Mais cette distance-différence respectée permet le mouvement de l’amour où l’un va vers l’autre, comme le Père et le Fils. Et la dynamique de l’amour est la personne même du Saint Esprit. Le moindre mouvement vers l’autre est un fruit de l’esprit.
Dès lors, je vous propose de profiter du « vide » de cette semaine d’attente de l’Esprit de Pentecôte pour faire un vide-grenier : videz, mettez dehors tout ce que vous entassez, afin que l’Esprit-Saint puisse venir habiter en vous.

Et voici les propositions concrètes de ce vide grenier :

1. Le pardon : videz les rancunes tenaces, les vieilles vengeances inassouvies, les querelles sans fin. Avancez dans la démarche du pardon des uns des autres en demandant pardon à Dieu pour vous libérer de vous-mêmes, de votre toute-puissance qui veut tout manipuler.

2. Le partage : cette accumulation des biens que Dieu destine à tous, mais empêche de « vivre-avec ». La richesse est un des lieux d’enfermement sur soi qui rend triste (cf. Mc 10, 17-22).

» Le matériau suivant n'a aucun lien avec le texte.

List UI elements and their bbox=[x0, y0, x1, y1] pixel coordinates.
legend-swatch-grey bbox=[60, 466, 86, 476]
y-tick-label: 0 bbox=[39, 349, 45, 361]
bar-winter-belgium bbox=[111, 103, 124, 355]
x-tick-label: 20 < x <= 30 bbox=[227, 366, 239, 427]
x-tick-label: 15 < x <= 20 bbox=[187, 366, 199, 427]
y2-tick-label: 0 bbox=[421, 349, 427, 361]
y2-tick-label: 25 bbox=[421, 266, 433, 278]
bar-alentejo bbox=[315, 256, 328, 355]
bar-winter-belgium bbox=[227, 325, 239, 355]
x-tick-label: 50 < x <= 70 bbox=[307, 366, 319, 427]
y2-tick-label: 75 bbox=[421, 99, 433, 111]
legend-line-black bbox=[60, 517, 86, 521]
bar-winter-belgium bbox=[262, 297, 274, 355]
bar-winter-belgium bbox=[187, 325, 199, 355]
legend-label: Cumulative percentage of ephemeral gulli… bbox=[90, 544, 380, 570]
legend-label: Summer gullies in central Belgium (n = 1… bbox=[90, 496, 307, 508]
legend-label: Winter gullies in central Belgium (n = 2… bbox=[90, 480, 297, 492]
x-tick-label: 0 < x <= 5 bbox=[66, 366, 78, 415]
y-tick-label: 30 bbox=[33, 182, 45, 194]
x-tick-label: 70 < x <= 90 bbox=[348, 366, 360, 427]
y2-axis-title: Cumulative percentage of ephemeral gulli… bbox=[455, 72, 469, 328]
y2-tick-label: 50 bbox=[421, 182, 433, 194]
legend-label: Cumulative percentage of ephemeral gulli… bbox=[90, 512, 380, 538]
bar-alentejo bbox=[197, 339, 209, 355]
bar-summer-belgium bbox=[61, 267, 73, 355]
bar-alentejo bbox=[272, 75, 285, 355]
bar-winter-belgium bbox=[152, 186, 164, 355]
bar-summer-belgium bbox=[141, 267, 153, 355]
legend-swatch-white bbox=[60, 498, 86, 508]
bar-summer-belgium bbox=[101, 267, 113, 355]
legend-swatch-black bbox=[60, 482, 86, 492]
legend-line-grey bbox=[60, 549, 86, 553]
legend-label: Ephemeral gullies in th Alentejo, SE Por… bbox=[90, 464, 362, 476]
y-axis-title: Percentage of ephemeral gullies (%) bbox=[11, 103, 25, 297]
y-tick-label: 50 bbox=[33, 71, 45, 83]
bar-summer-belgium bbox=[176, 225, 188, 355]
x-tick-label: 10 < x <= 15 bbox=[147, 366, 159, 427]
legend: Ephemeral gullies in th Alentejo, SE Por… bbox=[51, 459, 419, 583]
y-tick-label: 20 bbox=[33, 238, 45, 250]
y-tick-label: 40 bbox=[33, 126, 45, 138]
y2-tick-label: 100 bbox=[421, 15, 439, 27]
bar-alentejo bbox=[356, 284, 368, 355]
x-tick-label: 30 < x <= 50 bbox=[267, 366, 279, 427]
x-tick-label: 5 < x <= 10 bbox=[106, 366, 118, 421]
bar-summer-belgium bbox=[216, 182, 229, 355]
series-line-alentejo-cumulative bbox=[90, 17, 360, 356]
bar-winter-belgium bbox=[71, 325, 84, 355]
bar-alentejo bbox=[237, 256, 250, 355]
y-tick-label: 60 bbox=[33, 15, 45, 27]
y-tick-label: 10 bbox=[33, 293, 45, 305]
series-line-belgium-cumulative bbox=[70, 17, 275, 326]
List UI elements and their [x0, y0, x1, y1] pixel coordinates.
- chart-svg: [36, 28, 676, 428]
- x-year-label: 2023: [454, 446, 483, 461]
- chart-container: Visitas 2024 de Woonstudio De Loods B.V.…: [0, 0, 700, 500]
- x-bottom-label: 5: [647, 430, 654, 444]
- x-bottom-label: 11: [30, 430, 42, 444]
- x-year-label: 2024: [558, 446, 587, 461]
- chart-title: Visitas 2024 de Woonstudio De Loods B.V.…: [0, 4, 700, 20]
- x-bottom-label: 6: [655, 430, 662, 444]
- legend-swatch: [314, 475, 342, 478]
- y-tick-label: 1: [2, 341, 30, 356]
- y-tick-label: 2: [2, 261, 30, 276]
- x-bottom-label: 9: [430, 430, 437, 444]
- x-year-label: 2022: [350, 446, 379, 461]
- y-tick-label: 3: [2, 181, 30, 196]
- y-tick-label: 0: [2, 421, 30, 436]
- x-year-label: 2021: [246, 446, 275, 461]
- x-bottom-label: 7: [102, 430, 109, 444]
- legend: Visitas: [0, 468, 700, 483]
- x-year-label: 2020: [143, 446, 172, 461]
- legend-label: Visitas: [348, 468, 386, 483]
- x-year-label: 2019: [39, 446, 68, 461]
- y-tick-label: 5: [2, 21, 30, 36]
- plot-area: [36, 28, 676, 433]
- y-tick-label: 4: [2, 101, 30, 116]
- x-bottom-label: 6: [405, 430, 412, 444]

3. L’attention éveillée envers ceux que nous côtoyons sans les voir. Essayez de « voir » quelqu’un que vous évitez de voir dans la vie quotidienne, et vivez un regard, une parole, un geste une relation qui vous videra de votre indifférence.

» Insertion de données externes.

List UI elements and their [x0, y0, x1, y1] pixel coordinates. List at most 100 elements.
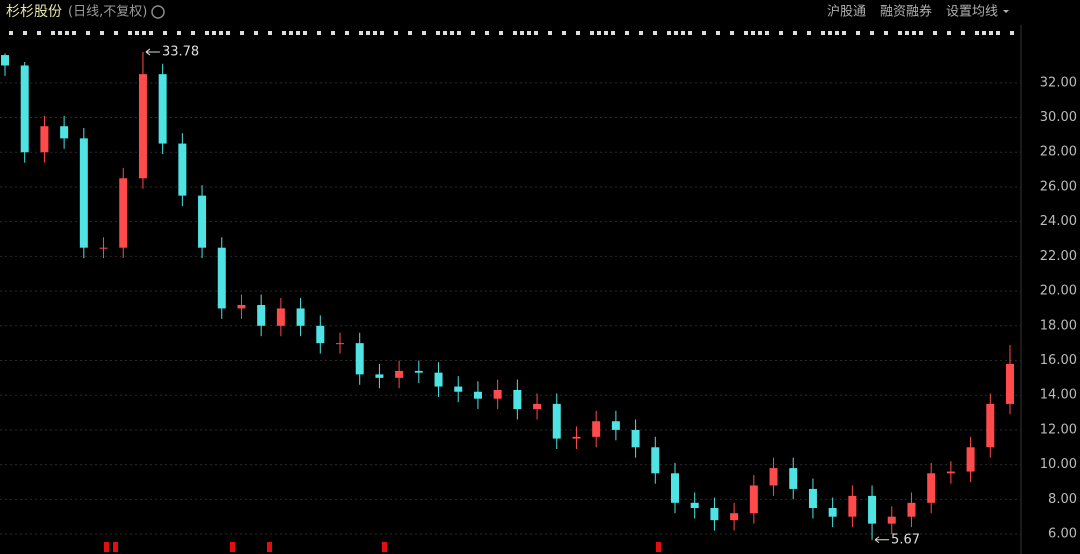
event-icon [422, 31, 426, 35]
dividend-icon [656, 542, 661, 552]
dividend-icon [104, 542, 109, 552]
event-icon [177, 31, 181, 35]
candle-body [138, 74, 147, 179]
event-icon [730, 31, 734, 35]
event-icon [205, 31, 209, 35]
event-icon [793, 31, 797, 35]
y-tick-label: 24.00 [1040, 214, 1077, 229]
event-icon [933, 31, 937, 35]
event-icon [765, 31, 769, 35]
event-icon [394, 31, 398, 35]
event-icon [716, 31, 720, 35]
candle-body [572, 436, 581, 439]
event-icon [289, 31, 293, 35]
event-icon [688, 31, 692, 35]
candle-body [40, 126, 49, 153]
event-icon [674, 31, 678, 35]
event-icon [254, 31, 258, 35]
candle-body [296, 308, 305, 326]
dropdown-arrow [1003, 10, 1009, 13]
event-icon [597, 31, 601, 35]
candle-body [848, 495, 857, 517]
event-icon [100, 31, 104, 35]
event-icon [611, 31, 615, 35]
event-icon [226, 31, 230, 35]
button[interactable]: 融资融券 [880, 4, 932, 20]
candle-body [198, 195, 207, 248]
dividend-icon [267, 542, 272, 552]
event-icon [919, 31, 923, 35]
y-tick-label: 16.00 [1040, 353, 1077, 368]
candle-body [276, 308, 285, 326]
y-tick-label: 8.00 [1048, 492, 1077, 507]
candle-body [1, 55, 9, 66]
candle-body [552, 403, 561, 439]
event-icon [639, 31, 643, 35]
event-icon [828, 31, 832, 35]
event-icon [317, 31, 321, 35]
event-icon [436, 31, 440, 35]
button[interactable]: 沪股通 [827, 4, 866, 20]
event-icon [625, 31, 629, 35]
event-icon [527, 31, 531, 35]
candle-body [651, 447, 660, 474]
event-icon [450, 31, 454, 35]
candle-body [257, 304, 266, 326]
candle-body [1006, 363, 1014, 404]
candle-body [789, 468, 798, 489]
event-icon [37, 31, 41, 35]
candle-body [336, 343, 344, 345]
event-icon [905, 31, 909, 35]
dividend-markers [104, 542, 661, 552]
event-icon [359, 31, 363, 35]
settings-icon[interactable] [151, 5, 165, 19]
event-icon [982, 31, 986, 35]
event-icon [702, 31, 706, 35]
candle-body [237, 304, 246, 309]
candle-body [395, 370, 404, 378]
event-icon [72, 31, 76, 35]
event-icon [667, 31, 671, 35]
event-icon [884, 31, 888, 35]
event-icon [548, 31, 552, 35]
event-icon [408, 31, 412, 35]
event-icon [485, 31, 489, 35]
event-icon [142, 31, 146, 35]
event-icon [898, 31, 902, 35]
candle-body [671, 473, 679, 503]
event-icon [751, 31, 755, 35]
candle-body [513, 390, 522, 410]
event-icon [149, 31, 153, 35]
candle-body [986, 403, 995, 448]
annotation-arrow [874, 536, 890, 544]
event-icon [268, 31, 272, 35]
y-tick-label: 12.00 [1040, 422, 1077, 437]
event-icon [821, 31, 825, 35]
event-icon [604, 31, 608, 35]
y-tick-label: 20.00 [1040, 284, 1077, 299]
event-icon [576, 31, 580, 35]
y-tick-label: 32.00 [1040, 75, 1077, 90]
button[interactable]: 设置均线 [946, 5, 998, 20]
event-icon [1010, 31, 1014, 35]
candle-body [927, 473, 936, 503]
event-icon [989, 31, 993, 35]
event-icon [303, 31, 307, 35]
candle-body [158, 74, 167, 144]
event-icon [681, 31, 685, 35]
max-label: 33.78 [162, 44, 199, 59]
candle-body [414, 370, 423, 373]
event-icon [842, 31, 846, 35]
dividend-icon [230, 542, 235, 552]
event-icon [282, 31, 286, 35]
event-icon [499, 31, 503, 35]
candle-body [493, 390, 502, 399]
candle-body [60, 126, 69, 139]
event-icon [744, 31, 748, 35]
event-icon [590, 31, 594, 35]
event-icon [163, 31, 167, 35]
candle-body [375, 374, 384, 378]
event-icon [65, 31, 69, 35]
event-icon [86, 31, 90, 35]
event-markers [9, 31, 1014, 35]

4. Faites silence cette semaine de 25% de votre « occupation numérique ». Videz et rendez vivante cette part de vous-mêmes que vous donnez aux écrans et qui font de vous quelqu’un de virtuel. Et — un bon conseil — faites de ce vide le silence de la contemplation du Dieu de la vraie vie.

Alors, je vous le promets : Dieu tiendra sa promesse de l’Esprit dans une semaine. L’Esprit-Saint envahit l’univers en habitant l’espace libre en vous et pour tous.